TIME FOR EMPLOYER’S TO REVIEW “USE IT OR LOSE IT” VACATION POLICIES

Submitted by Catherine Tallerico.

On January 1, 2015, a new Colorado Wage Protection Act (“Act”) went into effect, expanding wage claims under the Colorado Wage Act.  The Act gives the Colorado Department of Labor & Employment, Division of Labor (DOL) new enforcement authority to adjudicate complaints for unpaid wages, including earned vacation time.  The DOL’s authority to adjudicate vacation pay claims arises from the Wage Act’s definition of “wages” to include “vacation pay earned in accordance with the terms of an agreement.” Additionally, “if an employer provides paid vacation for an employee, the employer shall pay upon separation from employment all vacation pay earned and determinable in accordance with the terms of any agreement between the employer and the employee.” Colo. Rev. Stat. § 8-4-101.

Last summer, the DOL made statements indicating an intent to find “use it or lose it” vacation policies in violation of the Act.  Such statement would have constituted a change in the DOL’s prior position in which it had permitted such policies so long as the risk of forfeiture was clearly set forth in an agreement.

In response to concerns raised about the position change, the DOL issued clarifying guidance in an October 2015 Frequently Asked Questions (FAQ) document.  The relevant FAQ is available at https://www.colorado.gov/pacific/cdle/node/20161

In that FAQ, the DOL states that “use it or lose it policies” are permissible if the following factors are met:

  • the policy is included in the terms of an agreement between the employer and employee, and
  • the policy does not operate to deprive an employee of “earned” vacation leave and/or the wages associated with previously earned but untaken leave.

The DOL’s FAQ states that “earned and determinable” must be paid upon separation of employment, and the terms of the agreement between employer and employee will dictate when vacation pay is “earned”. The DOL states that in the event the agreement or policy is silent or ambiguous as to when vacation becomes earned, the following factors will be relevant to determine if the specific “use it or lose it” provision is permissible:

  • Historical practices;
  • The subjective understanding of the employee and employer;
  • Industry norms and standards; and
  • Any other factual considerations which may shed light on when vacation becomes “earned” under the agreement or policy in question.
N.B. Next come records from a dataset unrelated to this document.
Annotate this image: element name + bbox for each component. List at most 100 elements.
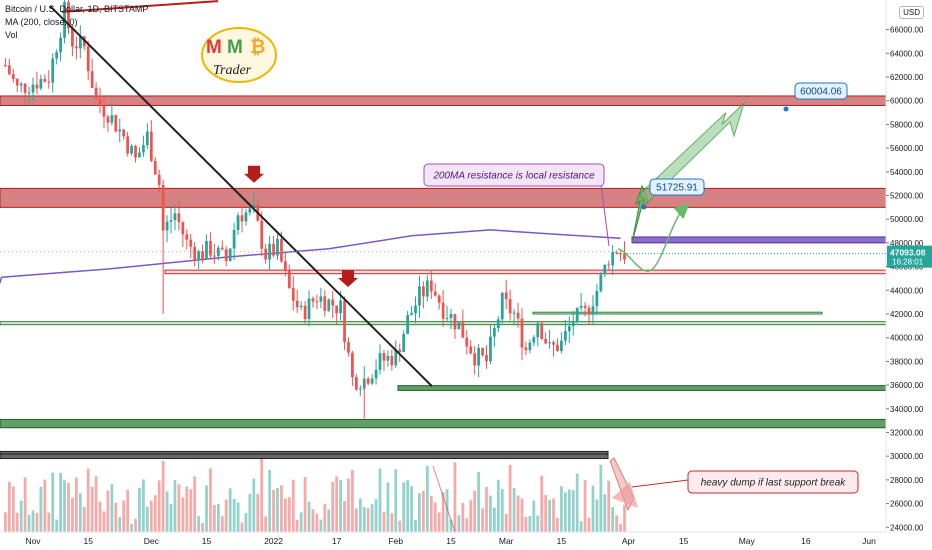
candle-2022-03-20 [579,305,583,308]
candle-2022-01-29 [382,353,386,361]
volume-bar-2022-01-20 [347,478,350,532]
volume-bar-2021-11-17 [94,476,98,532]
dump-arrow-right-head [612,482,638,508]
volume-bar-2022-03-13 [552,498,555,532]
volume-bar-2022-01-23 [358,498,362,532]
target-dot-60004 [783,106,789,112]
logo-trader: Trader [213,63,252,78]
volume-bar-2022-01-17 [335,476,339,532]
candle-2022-01-17 [335,305,339,314]
candle-2021-11-29 [142,145,145,153]
volume-bar-2022-03-16 [563,492,567,532]
ma-resistance-callout: 200MA resistance is local resistance [432,171,595,182]
candle-2022-03-09 [536,323,540,338]
candle-2022-01-22 [354,377,358,390]
volume-bar-2022-01-02 [276,487,279,532]
candle-2022-03-15 [560,340,563,351]
volume-bar-2021-10-27 [11,486,15,532]
y-tick-label-36000: 36000.00 [890,381,924,390]
volume-bar-2021-11-23 [118,517,122,532]
candle-2022-01-02 [276,238,279,256]
y-tick-label-60000: 60000.00 [890,97,924,106]
x-tick-label-1: 15 [83,536,93,546]
candle-2021-11-19 [102,105,106,117]
candle-2021-12-24 [240,215,244,222]
volume-bar-2021-11-21 [110,484,114,532]
candle-2021-12-07 [173,213,177,221]
y-axis-panel [887,0,932,550]
candle-2021-11-15 [86,46,90,72]
volume-bar-2022-03-06 [524,516,528,532]
volume-bar-2021-11-11 [71,497,74,532]
volume-bar-2022-02-01 [394,469,398,532]
volume-bar-2022-02-12 [437,512,441,532]
volume-bar-2021-12-03 [157,480,161,532]
volume-bar-2022-02-22 [477,472,480,532]
volume-bar-2022-01-12 [315,513,319,532]
volume-bar-2022-02-14 [445,489,449,532]
candle-2022-02-11 [433,291,437,296]
candle-2022-03-17 [567,326,571,332]
candle-2021-11-27 [134,145,137,158]
candle-2022-03-14 [556,344,559,351]
volume-bar-2022-01-21 [351,470,354,532]
candle-2021-12-04 [161,184,165,231]
volume-bar-2021-11-01 [31,510,35,532]
ma-callout-pointer [600,183,610,247]
y-tick-label-54000: 54000.00 [890,168,924,177]
volume-bar-2022-03-03 [512,487,516,532]
candle-2022-01-04 [283,261,287,270]
candle-2021-11-18 [98,98,102,106]
volume-bar-2022-01-27 [374,499,378,532]
price-label-60004-box [794,82,848,100]
volume-bar-2021-12-23 [236,502,240,532]
volume-bar-2021-12-13 [197,515,201,532]
candle-2022-01-27 [374,369,378,379]
candle-2021-11-01 [31,84,35,93]
candle-2022-01-14 [323,296,327,311]
x-tick-label-12: May [739,536,756,546]
volume-legend[interactable]: Vol [5,30,18,40]
volume-bar-2022-03-05 [520,498,524,532]
volume-bar-2022-02-08 [422,490,425,532]
volume-bar-2021-12-12 [193,476,197,532]
candle-2022-03-07 [528,342,532,351]
candle-2021-12-30 [264,248,268,260]
x-tick-label-8: Mar [499,536,514,546]
candle-2022-01-10 [307,298,311,320]
volume-bar-2022-02-02 [398,520,402,532]
candle-2021-11-03 [39,78,43,89]
volume-bar-2021-11-04 [43,479,47,532]
volume-bar-2022-03-23 [591,485,595,532]
candle-2021-12-29 [260,220,264,249]
candle-2021-12-18 [216,247,220,256]
volume-bar-2021-12-22 [232,498,236,532]
candle-2022-02-25 [489,336,492,362]
volume-bar-2021-10-30 [23,477,27,532]
candle-2021-11-22 [114,115,118,132]
candle-2022-02-19 [465,337,469,347]
y-tick-label-44000: 44000.00 [890,286,924,295]
candle-2021-11-11 [71,27,74,47]
candle-2022-01-30 [386,355,390,361]
candle-2021-10-30 [23,83,27,93]
candle-2021-11-20 [106,116,110,123]
candle-2022-02-09 [425,280,429,297]
volume-bar-2021-11-12 [74,477,78,532]
projection-path [617,203,690,272]
ma-legend[interactable]: MA (200, close, 0) [5,17,78,27]
volume-bar-2022-02-07 [418,493,421,532]
volume-bar-2022-02-11 [433,502,437,532]
currency-button[interactable]: USD [899,6,924,19]
zone-resistance-60000 [0,95,887,106]
candle-2021-11-06 [51,58,55,83]
y-tick-label-48000: 48000.00 [890,239,924,248]
candle-2022-03-05 [520,318,524,348]
candle-2022-02-15 [449,314,453,319]
volume-bar-2022-01-09 [303,477,307,532]
volume-bar-2022-02-26 [492,507,496,532]
candle-2022-03-16 [563,331,567,341]
symbol-legend[interactable]: Bitcoin / U.S. Dollar, 1D, BITSTAMP [5,4,149,14]
volume-bar-2021-12-30 [264,516,268,532]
The guidance is not completely clear.  A reasonable interpretation of this guidance is that an employer cannot refuse to pay an employee accrued, un-used vacation at the time of separation from employment.  More concerning is an interpretation that once vacation is earned under a policy, it cannot be lost as a result of a carryover limit or use requirement.

Additionally, the DOL did not address whether paid time off (PTO) policies, which combine sick leave and vacation leave, are subject to the same requirements.  The Wage Claim Act refers only to “vacation” so arguably, the guidance does not apply to PTO policies.
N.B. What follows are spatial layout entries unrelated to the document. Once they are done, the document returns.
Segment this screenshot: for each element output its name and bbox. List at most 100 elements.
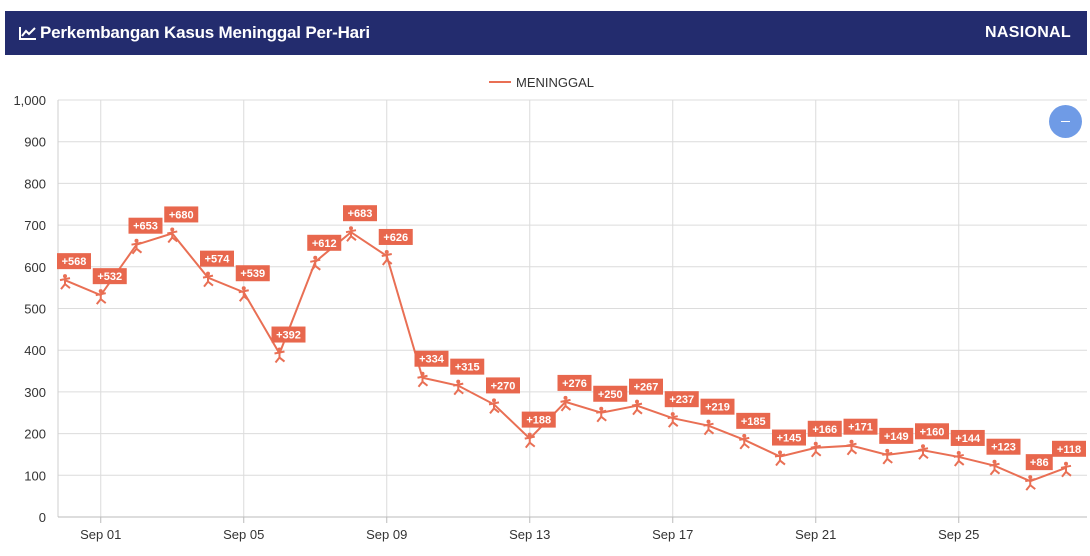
data-label: +166 xyxy=(812,424,837,436)
data-point xyxy=(310,255,321,272)
data-label: +270 xyxy=(491,380,516,392)
data-label: +118 xyxy=(1057,444,1081,456)
data-label-box xyxy=(772,429,806,446)
x-tick-label: Sep 17 xyxy=(652,527,693,542)
y-tick-label: 700 xyxy=(24,218,46,233)
death-cases-line-chart: 0 100 200 300 400 500 600 700 800 900 1,000 Sep 01 S… xyxy=(13,75,1087,542)
x-tick-label: Sep 25 xyxy=(938,527,979,542)
data-label-box xyxy=(450,358,485,375)
data-point xyxy=(631,399,643,416)
y-tick-label: 300 xyxy=(24,385,46,400)
data-label: +160 xyxy=(920,426,945,438)
data-label-box xyxy=(629,378,663,395)
data-label: +626 xyxy=(383,232,408,244)
y-tick-label: 900 xyxy=(24,135,46,150)
data-label-box xyxy=(307,234,342,251)
x-tick-label: Sep 05 xyxy=(223,527,264,542)
data-label: +276 xyxy=(562,378,587,390)
data-label: +86 xyxy=(1030,457,1049,469)
y-tick-label: 100 xyxy=(24,468,46,483)
data-label-box xyxy=(200,250,234,267)
data-label-box xyxy=(986,438,1021,455)
data-point xyxy=(417,371,429,388)
data-point xyxy=(1025,475,1036,491)
data-point xyxy=(1060,461,1072,478)
data-label: +539 xyxy=(240,268,265,280)
data-point xyxy=(238,286,250,302)
data-label-box xyxy=(164,206,199,223)
x-tick-label: Sep 09 xyxy=(366,527,407,542)
data-point xyxy=(95,289,107,305)
x-tick-label: Sep 13 xyxy=(509,527,550,542)
data-point xyxy=(488,398,500,415)
data-label-box xyxy=(271,326,306,343)
minus-icon xyxy=(1061,120,1070,123)
data-label: +392 xyxy=(276,330,301,342)
data-label: +568 xyxy=(62,256,87,268)
data-point xyxy=(59,274,71,290)
data-point xyxy=(524,432,536,449)
data-label-box xyxy=(1052,440,1086,457)
data-label: +171 xyxy=(848,422,873,434)
data-label: +250 xyxy=(598,389,623,401)
data-label-box xyxy=(1025,454,1053,471)
data-point xyxy=(953,450,965,467)
data-point xyxy=(917,444,929,460)
data-label-box xyxy=(343,205,377,222)
title-wrap: Perkembangan Kasus Meninggal Per-Hari xyxy=(19,23,370,43)
y-tick-label: 500 xyxy=(24,302,46,317)
y-tick-label: 600 xyxy=(24,260,46,275)
data-label: +683 xyxy=(348,208,373,220)
data-label: +334 xyxy=(419,354,445,366)
x-tick-label: Sep 21 xyxy=(795,527,836,542)
data-point xyxy=(810,441,822,458)
data-label: +574 xyxy=(205,254,231,266)
data-label: +149 xyxy=(884,431,909,443)
data-label-box xyxy=(807,420,842,437)
data-point xyxy=(739,433,750,450)
data-label-box xyxy=(664,391,699,408)
data-label-box xyxy=(378,228,413,245)
data-label: +267 xyxy=(634,382,659,394)
y-tick-label: 200 xyxy=(24,427,46,442)
data-label: +680 xyxy=(169,209,194,221)
data-label-box xyxy=(593,385,628,402)
data-label: +185 xyxy=(741,416,766,428)
data-point xyxy=(345,226,357,242)
y-tick-label: 800 xyxy=(24,176,46,191)
data-point xyxy=(381,249,393,266)
data-label: +653 xyxy=(133,221,158,233)
data-label: +145 xyxy=(777,433,802,445)
data-label-box xyxy=(700,398,735,415)
data-label-box xyxy=(92,268,127,285)
data-point xyxy=(167,227,178,244)
data-label: +315 xyxy=(455,362,480,374)
data-label: +188 xyxy=(526,415,551,427)
data-point xyxy=(131,238,143,255)
zoom-out-button[interactable] xyxy=(1049,105,1082,138)
data-label-box xyxy=(843,418,878,435)
data-point xyxy=(989,459,1001,476)
data-point xyxy=(202,271,214,288)
data-point xyxy=(274,347,286,364)
data-label-box xyxy=(57,253,91,270)
data-label: +219 xyxy=(705,402,730,414)
data-point xyxy=(774,450,786,467)
chart-header: Perkembangan Kasus Meninggal Per-Hari NA… xyxy=(5,11,1087,55)
data-point xyxy=(882,448,893,465)
y-tick-label: 400 xyxy=(24,343,46,358)
data-label: +532 xyxy=(97,271,122,283)
data-label-box xyxy=(557,374,592,391)
data-point xyxy=(596,406,607,423)
data-point xyxy=(560,395,572,412)
data-label-box xyxy=(521,411,556,428)
x-tick-label: Sep 01 xyxy=(80,527,121,542)
data-point xyxy=(846,439,858,456)
data-label-box xyxy=(414,350,449,367)
series-line xyxy=(64,230,1067,483)
data-point xyxy=(703,419,715,436)
data-label: +237 xyxy=(669,394,694,406)
data-label-box xyxy=(486,377,520,394)
data-label-box xyxy=(879,427,914,444)
y-tick-label: 0 xyxy=(39,510,46,525)
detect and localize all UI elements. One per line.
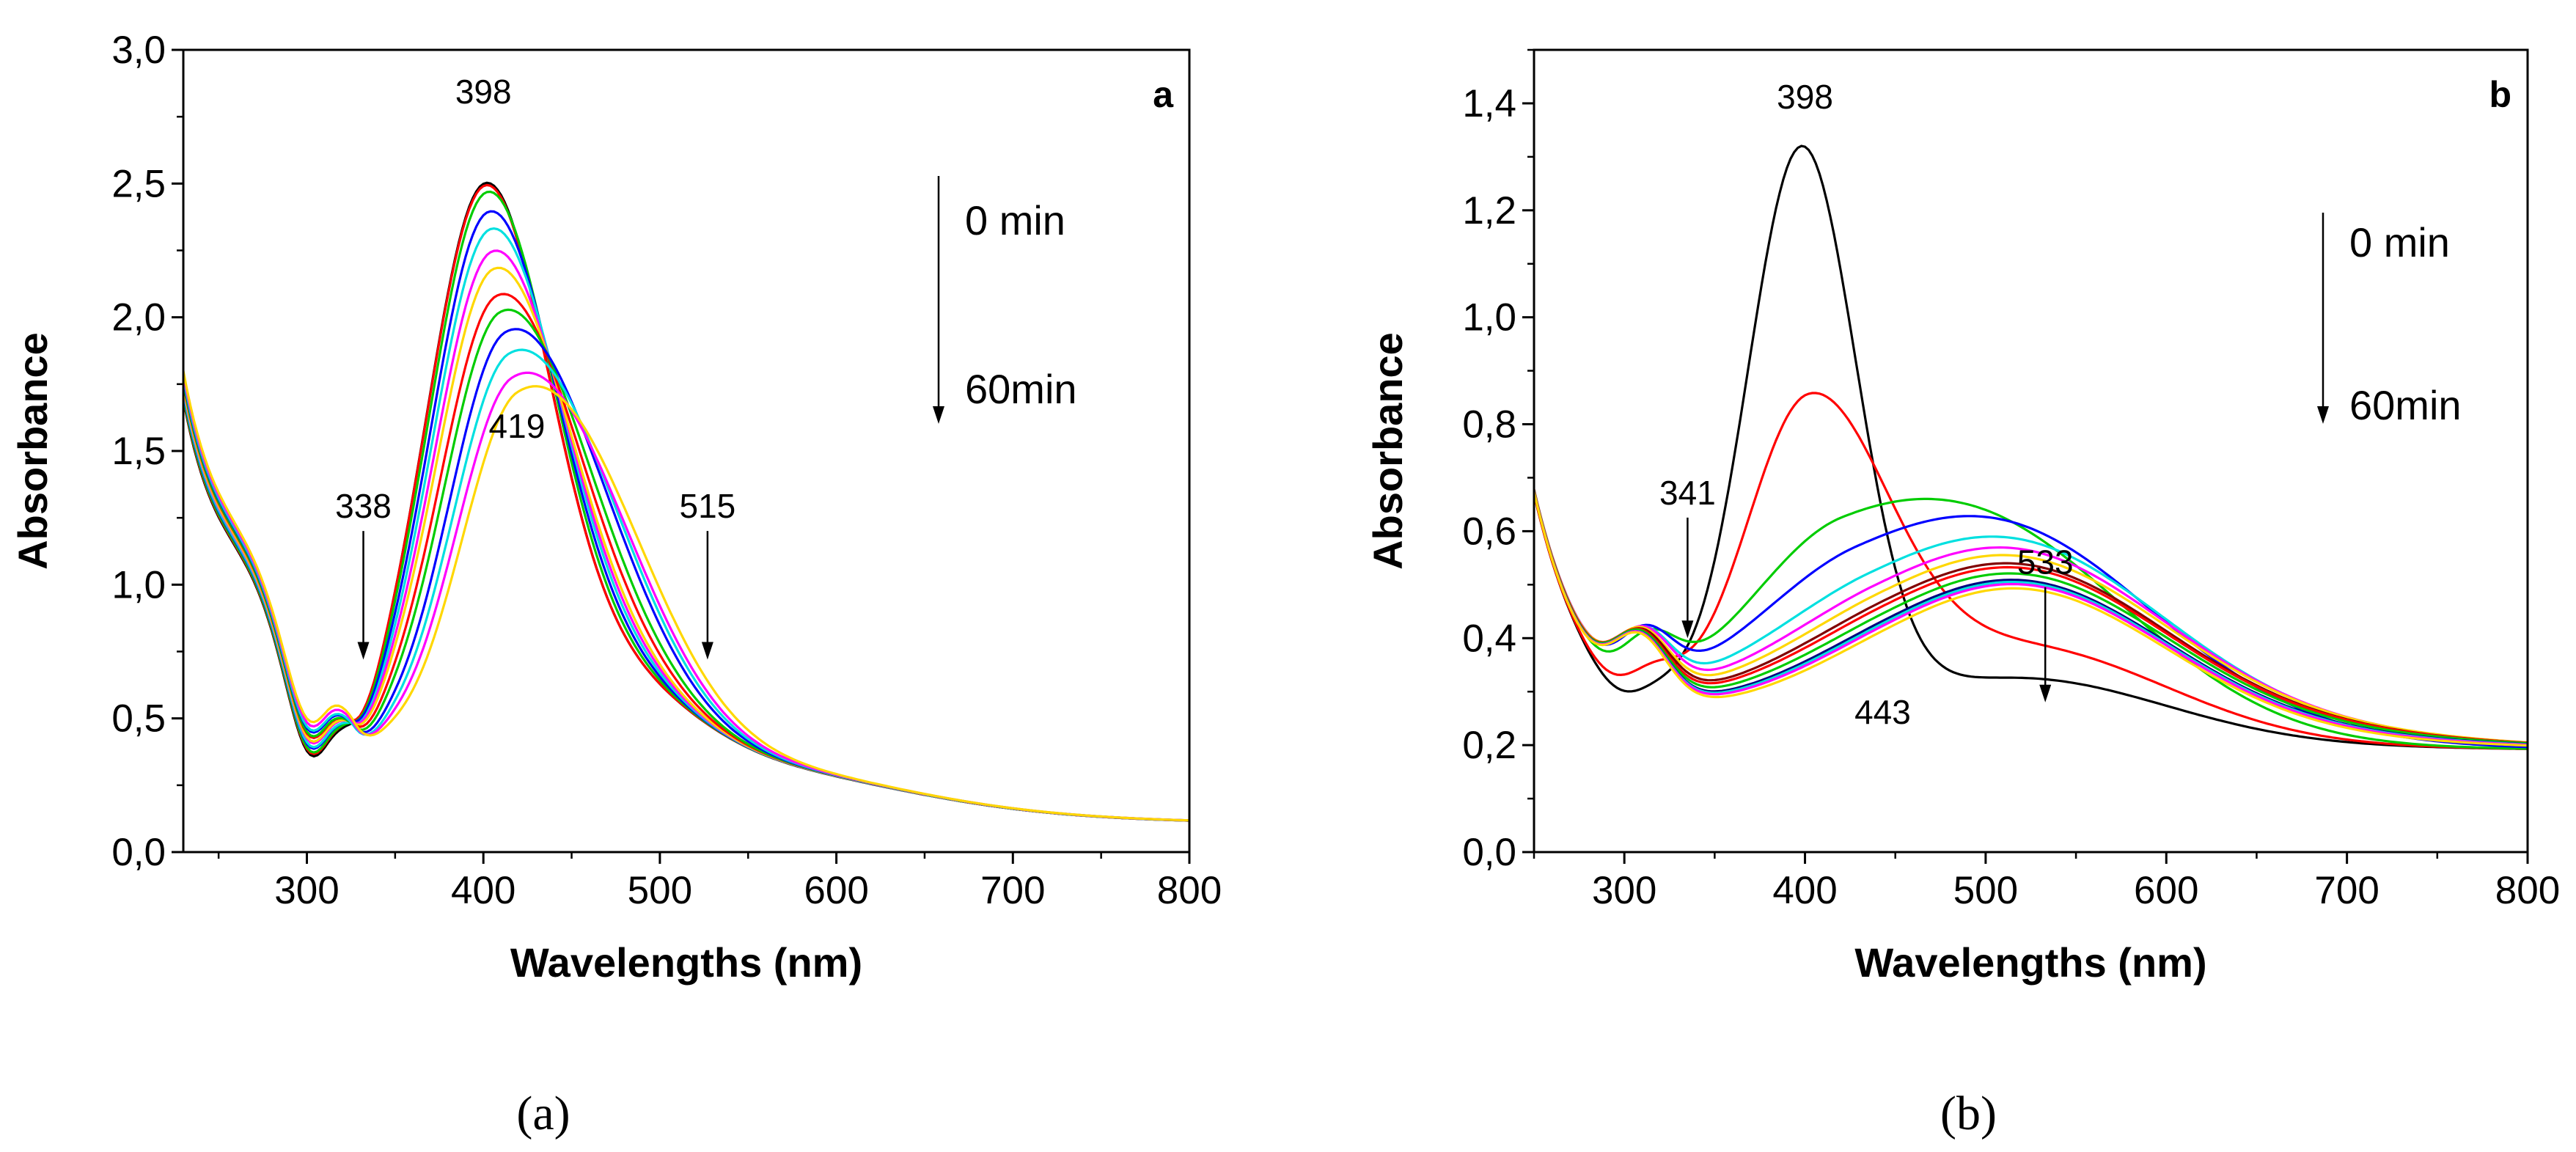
annotation-arrow-head <box>701 642 713 660</box>
x-tick-label: 700 <box>2314 869 2379 912</box>
x-tick-label: 300 <box>274 869 339 912</box>
legend-arrow-head <box>2317 406 2329 424</box>
series-line-13 <box>182 370 1190 822</box>
x-tick-label: 700 <box>980 869 1045 912</box>
y-tick-label: 0,5 <box>111 697 166 741</box>
y-tick-label: 0,0 <box>1462 831 1516 874</box>
chart-panel-a: 300 400 500 600 700 800 0,0 0,5 1,0 1,5 2,0 2,5 3,0 W… <box>10 29 1222 1140</box>
y-tick-label: 1,0 <box>1462 296 1516 340</box>
annotation-arrow-head <box>2039 684 2052 702</box>
x-tick-label: 600 <box>804 869 868 912</box>
peak-annotation: 341 <box>1659 474 1716 512</box>
series-line-13 <box>1533 491 2528 746</box>
y-tick-label: 2,5 <box>111 162 166 205</box>
y-tick-label: 2,0 <box>111 296 166 340</box>
y-tick-label: 0,4 <box>1462 617 1516 660</box>
chart-panel-b: 300 400 500 600 700 800 0,0 0,2 0,4 0,6 0,8 1,0 1,2 1… <box>1365 48 2560 1140</box>
x-tick-label: 500 <box>1953 869 2018 912</box>
x-tick-label: 800 <box>1157 869 1222 912</box>
series-line-14 <box>1533 491 2528 747</box>
peak-annotation: 338 <box>335 487 392 525</box>
x-tick-label: 300 <box>1592 869 1656 912</box>
series-line-12 <box>182 371 1190 822</box>
panel-caption: (a) <box>516 1087 570 1140</box>
x-tick-label: 400 <box>451 869 515 912</box>
series-line-10 <box>1533 490 2528 745</box>
series-line-4 <box>1533 490 2528 749</box>
y-tick-label: 0,8 <box>1462 403 1516 447</box>
annotation-arrow-head <box>1681 620 1694 639</box>
x-axis-title: Wavelengths (nm) <box>510 939 862 986</box>
peak-annotation: 398 <box>1777 78 1833 116</box>
legend-arrow-head <box>933 406 944 424</box>
peak-annotation: 398 <box>455 73 512 111</box>
annotation-arrow-head <box>357 642 370 660</box>
x-tick-label: 600 <box>2134 869 2198 912</box>
legend-end-label: 60min <box>2349 382 2462 428</box>
y-tick-label: 1,5 <box>111 430 166 473</box>
y-tick-label: 1,2 <box>1462 189 1516 232</box>
legend-start-label: 0 min <box>965 197 1065 243</box>
y-tick-label: 0,2 <box>1462 724 1516 767</box>
x-tick-label: 800 <box>2495 869 2560 912</box>
series-line-7 <box>1533 489 2528 744</box>
series-line-11 <box>182 348 1190 822</box>
y-axis-title: Absorbance <box>1365 332 1411 570</box>
x-tick-label: 500 <box>628 869 692 912</box>
panel-letter: b <box>2489 74 2511 115</box>
plot-frame <box>1533 48 2529 854</box>
panel-caption: (b) <box>1940 1087 1997 1140</box>
series-line-3 <box>1533 491 2528 750</box>
series-line-2 <box>1533 392 2528 750</box>
legend-end-label: 60min <box>965 366 1077 412</box>
legend-start-label: 0 min <box>2349 219 2450 265</box>
panel-letter: a <box>1153 74 1174 115</box>
y-tick-label: 1,4 <box>1462 82 1516 125</box>
peak-annotation: 419 <box>489 407 546 445</box>
y-tick-label: 3,0 <box>111 29 166 72</box>
y-axis-title: Absorbance <box>10 332 56 570</box>
series-line-9 <box>1533 490 2528 744</box>
y-tick-label: 0,6 <box>1462 510 1516 553</box>
y-tick-label: 0,0 <box>111 831 166 874</box>
series-line-7 <box>182 266 1190 822</box>
x-tick-label: 400 <box>1772 869 1837 912</box>
peak-annotation: 443 <box>1854 693 1911 731</box>
peak-annotation: 515 <box>680 487 736 525</box>
y-tick-label: 1,0 <box>111 563 166 606</box>
x-axis-title: Wavelengths (nm) <box>1854 939 2206 986</box>
series-line-1 <box>1533 144 2528 750</box>
peak-annotation: 533 <box>2017 543 2074 581</box>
The Colorado Court’s have not issued decisions relating to the DOL guidance and therefore the guidance may be later clarified or modified by a Court.

Options and Strategies:

Colorado law does not require employers to provide vacation pay.  Employers that do should review vacation policies and employment agreements.  Possible options include:

  • If policies contain vacation carryover/use limits, review the same to ensure that there are clear rules about when vacation leave is “earned”;
  • Cap how much vacation an employee can earn by limiting accrued vacation leave to a predetermined amount, or;
  • Provide exempt employees with “unlimited vacation” or “self-managed vacation” whereby employees do not “earn” a specific number of vacation days.

The DOL guidance does not apply to quasi-municipal corporations, special districts or school districts who are not subject to the Colorado Wage Act.